Bandarigoda is of the view of that death row inmates cannot be classified or discriminated as drug offenders, murderers, or any other convicts, adding that he considered even the hanging of one innocent person as a grave travesty and miscarriage of justice.
The MP expressed hopes of mustering the support of other parties and enacting the bill within a short time span, adding that capital punishment was against the tenets of Buddhism.
However, several other MPs such as Minister Ajith P. Perera said that as this was a private members bill, the contents represented the personal views of the MP and not the view of the party, adding that neither the UNP Working Committee nor the Parliamentary Group of the party had taken a decision on this matter.
Party Leader Prime Minister Wickremesinghe said that despite criticism, the inaugural Executive President J.R. Jayewardene took a firm decision of not signing the warrant for carrying out the death sentence which was followed by his successors Chandrika Bandaranaike Kumaratunga and Mahinda Rajapaksa.
Although he claimed that the death sentence was not in conformity of the policies of the UNP, he stopped short of mentioning that the father of Premadasa Jr., late President Ranasinghe Premadasa, too did not carry out the capital punishment.
Be that as it may, Presidential hopeful UNP Deputy Leader Minister Sajith Premadasa, going against his Party Leader, recently expressed his support for the capital punishment in order to curb the drug menace.
Delivering a firebrand speech, Premadasa claimed that although the masterminds of the drug mafia of the country were sentenced to death, they were carrying out operations from behind bars.
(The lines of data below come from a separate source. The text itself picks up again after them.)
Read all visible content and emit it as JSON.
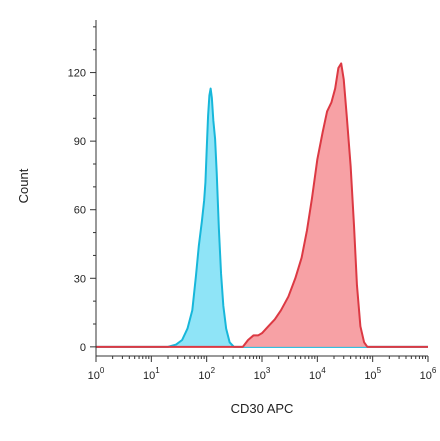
{
  "chart_data": {
    "type": "area",
    "xlabel": "CD30 APC",
    "ylabel": "Count",
    "x_scale": "log",
    "xlim": [
      1,
      1000000
    ],
    "ylim": [
      -4,
      143
    ],
    "y_ticks": [
      0,
      30,
      60,
      90,
      120
    ],
    "y_tick_labels": [
      "0",
      "30",
      "60",
      "90",
      "120"
    ],
    "x_tick_labels": [
      {
        "base": "10",
        "exp": "0"
      },
      {
        "base": "10",
        "exp": "1"
      },
      {
        "base": "10",
        "exp": "2"
      },
      {
        "base": "10",
        "exp": "3"
      },
      {
        "base": "10",
        "exp": "4"
      },
      {
        "base": "10",
        "exp": "5"
      },
      {
        "base": "10",
        "exp": "6"
      }
    ],
    "series": [
      {
        "fill": "#8fe4f7",
        "stroke": "#17b7da",
        "points": [
          [
            1,
            0
          ],
          [
            20,
            0
          ],
          [
            28,
            1
          ],
          [
            36,
            3
          ],
          [
            45,
            8
          ],
          [
            55,
            16
          ],
          [
            64,
            31
          ],
          [
            72,
            44
          ],
          [
            82,
            55
          ],
          [
            90,
            64
          ],
          [
            95,
            72
          ],
          [
            100,
            86
          ],
          [
            106,
            101
          ],
          [
            112,
            110
          ],
          [
            118,
            113
          ],
          [
            124,
            109
          ],
          [
            132,
            99
          ],
          [
            142,
            91
          ],
          [
            152,
            76
          ],
          [
            166,
            52
          ],
          [
            182,
            32
          ],
          [
            200,
            18
          ],
          [
            225,
            8
          ],
          [
            260,
            2
          ],
          [
            310,
            0
          ],
          [
            1000000,
            0
          ]
        ]
      },
      {
        "fill": "#f7a1a5",
        "stroke": "#dc3943",
        "points": [
          [
            1,
            0
          ],
          [
            450,
            0
          ],
          [
            560,
            3
          ],
          [
            700,
            5
          ],
          [
            850,
            5
          ],
          [
            1000,
            6
          ],
          [
            1300,
            9
          ],
          [
            1700,
            12
          ],
          [
            2200,
            16
          ],
          [
            3000,
            22
          ],
          [
            4000,
            30
          ],
          [
            5200,
            39
          ],
          [
            6500,
            51
          ],
          [
            8000,
            65
          ],
          [
            10000,
            82
          ],
          [
            12500,
            94
          ],
          [
            15000,
            103
          ],
          [
            18000,
            107
          ],
          [
            21000,
            113
          ],
          [
            24000,
            122
          ],
          [
            27000,
            124
          ],
          [
            30000,
            117
          ],
          [
            34000,
            101
          ],
          [
            40000,
            79
          ],
          [
            46000,
            53
          ],
          [
            52000,
            27
          ],
          [
            60000,
            9
          ],
          [
            70000,
            2
          ],
          [
            80000,
            0
          ],
          [
            1000000,
            0
          ]
        ]
      }
    ]
  }
}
He said that he saw no reason in awarding capital punishment if there was ample evidence and where the correct judiciary process had been followed. He questioned the opponents of the capital punishment as to how they were hoping to save 4.4 million school children from the scourge of drugs.
Be that as it may, whilst the debate over capital punishment rages on and President Sirisena vowed to curb the drug menace by hanging drug offenders, SLPP MP Roshan Ranasinghe told Parliament that lawmakers now not only had to fear terrorists and the underworld but also siblings of VVIPs.
He alleged that he is being continuously harassed by close confidantes of the incumbent President, alleging that the Police including the Headquarters Inspector in charge of the Polonnaruwa Police was not under the control of the IGP and listened only to the family of the President.
He charged that Dudley Sirisena had not once but thrice threatened him with death. When MP Ranasinghe had complained to the Police Criminal Investigations Department (CID), it had replied saying the issue was not pertinent to the CID.
“If death threats against a Member of Parliament are irrelevant to the CID, what of the security of the general public?” queried the lawmaker, appealing to the House to not allow the abuse of presidential powers to go unchecked. The Chair announced that this was a privilege issue and it would be brought to the notice of the Speaker.
MP Sydney Jayarathne from Polonnaruwa confirmed that he too was getting death threats from the Sirisena family whilst firebrand Colombo District MP Hirunika Premachandra said that there were moves from the same alleged culprits to silence her criticism against the President Sirisena. State Defence Minister Ruwan Wijewardene however, assured the MP that if all relevant details are given, he would ensure a fair probe into the lawmaker’s grievances.